The North Korean Question

Millions of North Koreans are starving and enslaved while the nations of the region, including South Korea, thrive just miles from their torment. Something has to be done to end this atrocity. Of course, the North’s nuclear weapons takes invasion as an option off the table, though there was little inclination in the South or elsewhere for direct intervention in the decades before the regime there acquired its nuclear capability. Nuclear weapons just seal the case as they are indeed the great protector for good or bad regimes.

I think there are three steps that can and should be taken to help free the North, and none involve a confrontation with its regime. They begin with the withdrawal of United States forces from the South. South Korea should take responsibility for its own defense by relieving the United States of its operational control of defenses against the North via the ROK/US Combined Forces Command and by asking the United States to recall the nearly 30,000 US troops still stationed in South Korea. Second, South Korea should lead an international effort to have China eliminate its support for the North and to offer instead sanctuary to those fleeing the North across its less defended border.  And third, the United States should end the economic sanctions imposed on the North which appear to hurt the North Korean people much more than they do the North Korean regime.

The Korean War is now 60 years in the past.  South Korea has recovered totally from the war and has now the 15th largest economy in the world, twice the population of the North, and is 30 or so times richer on a per capita basis than the North.  It is time for the South Koreans to be responsible for their own defenses. They have no excuse. And they would by asking the United States to leave signal to the North that they no longer need foreigners to protect them, and that they are open to a peaceful unification of their country.

Instead, the South Koreans have resisted even taking wartime operational command of their own forces from the United States, forces that number over 640,000 and that rise with mobilization to several million. Plans to have South Korea head the ROK/US Combined Forces Command were put off in 2009 and 2012. It is now scheduled for December 2015, but again the South Koreans are expressing reluctance. Apparently, South Korea wants to avoid, not accelerate, the day of reunification and the responsibility to share the South Korean wealth with the people of the North as unification would likely require. The United States should stop helping the South from looking away from the gulag to its north.

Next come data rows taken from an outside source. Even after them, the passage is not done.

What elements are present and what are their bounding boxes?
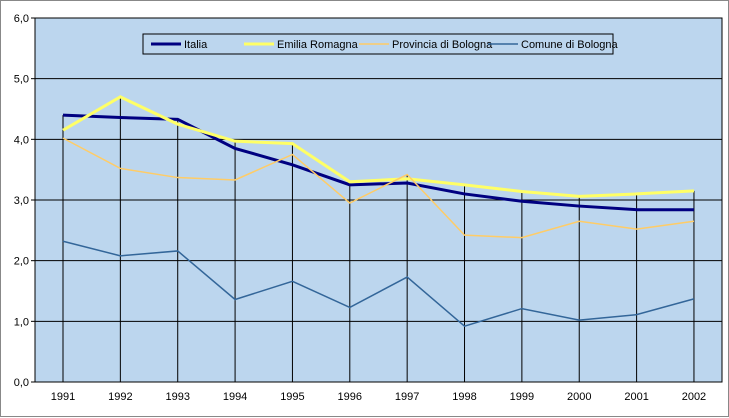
x-tick-label: 1995: [280, 391, 304, 403]
y-tick-label: 0,0: [14, 377, 29, 389]
y-tick-label: 1,0: [14, 316, 29, 328]
x-tick-label: 1992: [108, 391, 132, 403]
x-tick-label: 2000: [567, 391, 591, 403]
x-tick-label: 2001: [624, 391, 648, 403]
x-tick-label: 1994: [223, 391, 247, 403]
legend-label: Provincia di Bologna: [392, 39, 493, 51]
x-tick-label: 1999: [510, 391, 534, 403]
x-tick-label: 1993: [165, 391, 189, 403]
legend-label: Italia: [184, 39, 208, 51]
x-tick-label: 1997: [395, 391, 419, 403]
x-tick-label: 1998: [452, 391, 476, 403]
y-tick-label: 6,0: [14, 13, 29, 25]
legend-label: Comune di Bologna: [521, 39, 619, 51]
y-tick-label: 2,0: [14, 256, 29, 268]
y-tick-label: 5,0: [14, 74, 29, 86]
x-tick-label: 2002: [682, 391, 706, 403]
y-tick-label: 3,0: [14, 195, 29, 207]
x-tick-label: 1996: [338, 391, 362, 403]
legend: Italia Emilia Romagna Provincia di Bologna…: [143, 34, 619, 54]
x-tick-label: 1991: [51, 391, 75, 403]
legend-label: Emilia Romagna: [277, 39, 359, 51]
y-tick-label: 4,0: [14, 134, 29, 146]
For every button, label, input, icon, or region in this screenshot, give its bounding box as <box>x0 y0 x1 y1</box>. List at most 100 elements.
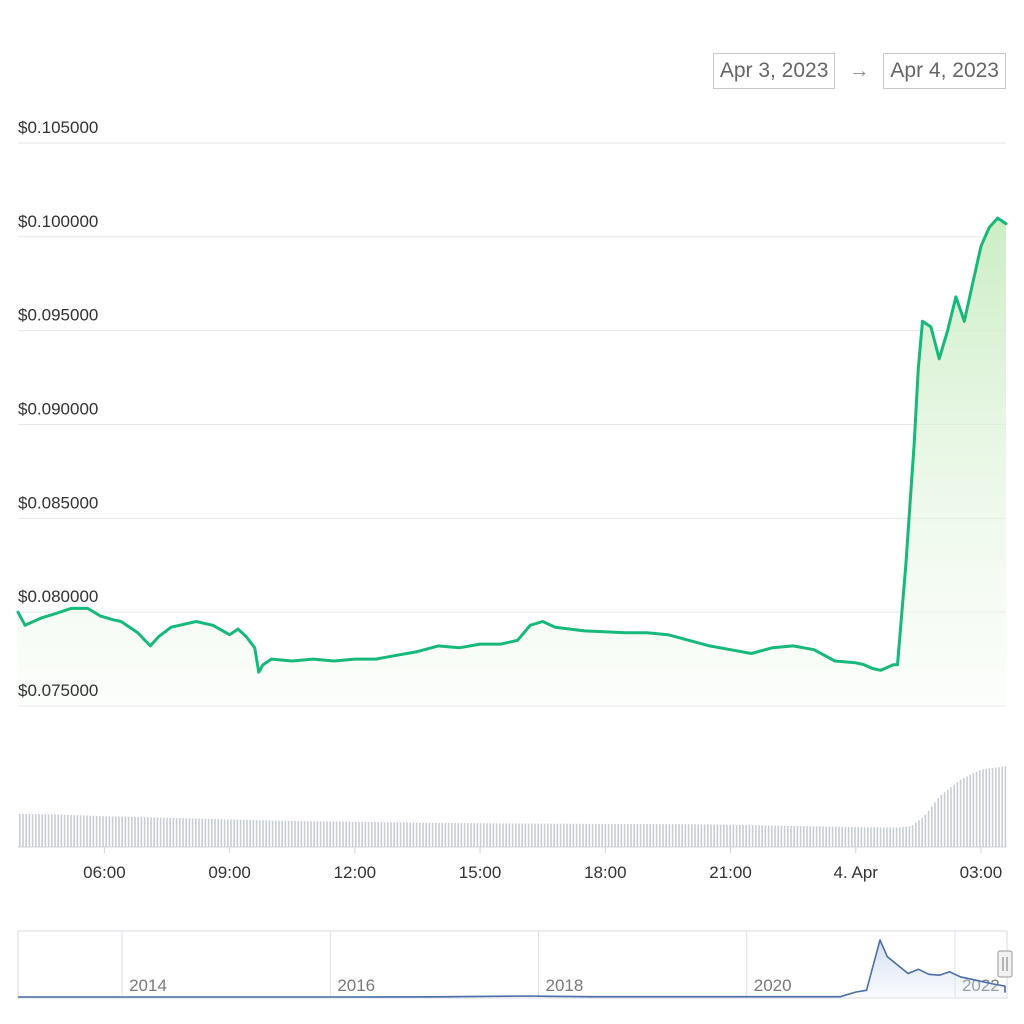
volume-bar <box>902 827 904 847</box>
volume-bar <box>662 824 664 847</box>
volume-bar <box>790 825 792 847</box>
volume-bar <box>828 826 831 847</box>
volume-bar <box>454 823 456 847</box>
volume-bar <box>831 826 834 847</box>
volume-bar <box>374 822 376 847</box>
volume-bar <box>563 823 565 847</box>
volume-bar <box>403 822 405 847</box>
volume-bar <box>668 824 671 847</box>
volume-bar <box>809 826 811 847</box>
volume-bar <box>639 824 642 847</box>
volume-bar <box>924 814 927 847</box>
navigator-year-label: 2018 <box>546 976 584 995</box>
volume-bar <box>796 826 799 847</box>
volume-bar <box>428 822 431 847</box>
volume-bar <box>457 823 459 847</box>
volume-bar <box>307 821 309 847</box>
volume-bar <box>492 823 495 847</box>
volume-bar <box>889 827 891 847</box>
volume-bar <box>412 822 415 847</box>
x-tick-label: 12:00 <box>334 863 377 882</box>
volume-bar <box>28 814 31 847</box>
volume-bar <box>908 826 911 847</box>
volume-bar <box>214 819 216 847</box>
x-tick-label: 18:00 <box>584 863 627 882</box>
y-tick-label: $0.085000 <box>18 493 98 512</box>
volume-bar <box>703 824 706 847</box>
volume-bar <box>780 825 783 847</box>
volume-bar <box>886 827 888 847</box>
volume-bar <box>879 827 882 847</box>
volume-bar <box>41 814 43 847</box>
y-tick-label: $0.095000 <box>18 306 98 325</box>
date-to-input[interactable]: Apr 4, 2023 <box>883 53 1006 89</box>
volume-bar <box>70 814 72 847</box>
date-from-input[interactable]: Apr 3, 2023 <box>712 53 836 89</box>
volume-bar <box>950 787 952 847</box>
navigator[interactable]: 20142016201820202022 <box>17 930 1013 999</box>
volume-bar <box>937 798 939 847</box>
volume-bar <box>521 823 523 847</box>
volume-bar <box>918 820 920 847</box>
volume-bar <box>281 820 283 847</box>
volume-bar <box>758 825 760 847</box>
volume-bar <box>883 827 885 847</box>
volume-bar <box>19 814 21 847</box>
volume-bar <box>655 824 658 847</box>
volume-bar <box>364 822 367 847</box>
volume-bar <box>819 826 821 847</box>
volume-bar <box>25 814 27 847</box>
volume-bar <box>892 827 895 847</box>
volume-bar <box>844 826 847 847</box>
volume-bar <box>243 819 245 847</box>
volume-bar <box>636 824 639 847</box>
volume-bar <box>239 819 242 847</box>
volume-bar <box>419 822 421 847</box>
volume-bar <box>956 782 959 847</box>
volume-bar <box>627 823 629 847</box>
volume-bar <box>502 823 504 847</box>
volume-bar <box>716 824 719 847</box>
volume-bar <box>751 825 754 847</box>
volume-bar <box>278 820 280 847</box>
navigator-frame <box>17 930 1008 999</box>
navigator-handle-grip[interactable] <box>997 950 1013 978</box>
volume-bar <box>681 824 683 847</box>
volume-bar <box>444 822 447 847</box>
volume-bar <box>332 821 335 847</box>
volume-bar <box>585 823 587 847</box>
volume-bar <box>156 817 159 847</box>
y-tick-label: $0.100000 <box>18 212 98 231</box>
volume-bar <box>835 826 837 847</box>
navigator-area <box>18 939 1005 997</box>
volume-bar <box>127 816 130 847</box>
volume-bar <box>630 823 632 847</box>
volume-bar <box>393 822 395 847</box>
volume-bar <box>767 825 770 847</box>
volume-bar <box>943 792 946 847</box>
volume-bar <box>435 822 437 847</box>
volume-bar <box>345 821 347 847</box>
volume-bar <box>969 774 971 847</box>
volume-bar <box>739 825 741 847</box>
volume-bar <box>854 827 856 847</box>
volume-bar <box>959 779 962 847</box>
volume-bar <box>38 814 40 847</box>
volume-bar <box>259 820 261 847</box>
volume-bar <box>678 824 680 847</box>
price-line <box>16 216 1008 674</box>
volume-bar <box>111 816 114 847</box>
volume-bar <box>735 824 738 847</box>
volume-bar <box>511 823 514 847</box>
volume-bar <box>972 773 975 847</box>
volume-bar <box>575 823 578 847</box>
volume-bar <box>22 814 24 847</box>
volume-bar <box>185 818 187 847</box>
volume-bar <box>607 823 610 847</box>
volume-bar <box>595 823 597 847</box>
volume-bar <box>822 826 824 847</box>
navigator-handle[interactable] <box>997 950 1013 978</box>
volume-bar <box>191 818 194 847</box>
volume-bar <box>179 818 181 847</box>
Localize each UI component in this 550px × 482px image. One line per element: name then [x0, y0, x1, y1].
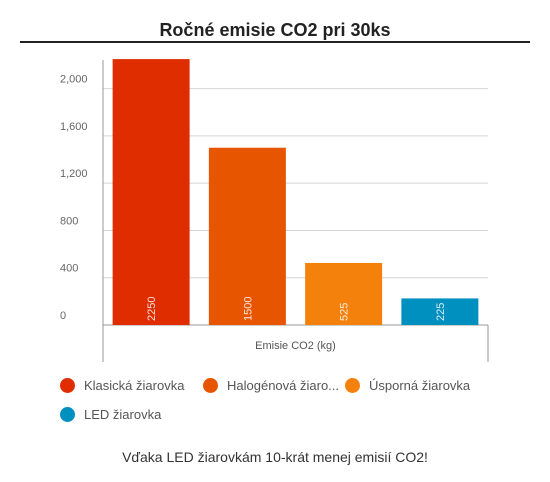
legend-label-halogenova: Halogénová žiaro...: [227, 378, 340, 393]
legend-label-usporna: Úsporná žiarovka: [369, 378, 471, 393]
bar-value-label: 1500: [242, 297, 254, 321]
x-axis-label: Emisie CO2 (kg): [255, 340, 336, 352]
legend-item-led[interactable]: LED žiarovka: [60, 407, 161, 422]
legend-swatch-halogenova: [203, 378, 218, 393]
chart-title: Ročné emisie CO2 pri 30ks: [159, 20, 391, 40]
legend-label-led: LED žiarovka: [84, 407, 162, 422]
bar-2: [208, 147, 286, 325]
legend-swatch-usporna: [345, 378, 360, 393]
title-underline: [20, 41, 530, 43]
legend-item-klasicka[interactable]: Klasická žiarovka: [60, 378, 184, 393]
y-tick-label: 400: [60, 263, 78, 275]
y-tick-label: 800: [60, 215, 78, 227]
bar-value-label: 225: [435, 303, 447, 321]
bar-4: [401, 298, 479, 325]
legend-item-halogenova[interactable]: Halogénová žiaro...: [203, 378, 339, 393]
bar-value-label: 2250: [146, 297, 158, 321]
legend-swatch-klasicka: [60, 378, 75, 393]
bar-chart: 0 400 800 1,200 1,600 2,000 2250 1500 525 225 Emis…: [60, 59, 489, 362]
y-tick-label: 1,200: [60, 168, 88, 180]
chart-caption: Vďaka LED žiarovkám 10-krát menej emisií…: [122, 449, 428, 465]
legend-item-usporna[interactable]: Úsporná žiarovka: [345, 378, 470, 393]
bar-value-label: 525: [339, 303, 351, 321]
y-tick-label: 0: [60, 310, 66, 322]
y-tick-label: 1,600: [60, 121, 88, 133]
bar-3: [305, 262, 383, 325]
bar-1: [112, 59, 190, 325]
legend-swatch-led: [60, 407, 75, 422]
y-tick-label: 2,000: [60, 74, 88, 86]
legend-label-klasicka: Klasická žiarovka: [84, 378, 185, 393]
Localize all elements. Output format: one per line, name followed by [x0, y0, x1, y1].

China is North Korea’s protector. It saved the North from total defeat in the Korean War and has been the North’s main, and perhaps only, international friend in recent years. But China’s situation today is quite different from what it was during the Korean War. It is much richer and much more secure today. It no longer needs a dependant regime between itself and Japan.  It should welcome a US departure from the Korean peninsula, but also a peaceful end to the Korean division.  Pressure should be placed on China to end its propping up of the North Korean government.  It too has to recognize the pain inflicted upon the North Korean population. It is time to really end the Korean War and that means that China has to stop acting as the North’s guardian.

Sanctions squeeze the innocent people in the North the most. Let food, fuel and consumer goods flow into the North.  Most of what flows in will be taken by the elite, but some of the burdens imposed on the innocent in the North might be eased in a land or more, not less. The presence of increased wealth and the absence of foreign forces nearby should weaken the hold on the country of the dictator and the small circle collaborators who surround him. The more the North opens, the more likely its people will gain some freedom. Nothing regarding the North will be easy, but perpetuating the status quo is unacceptable.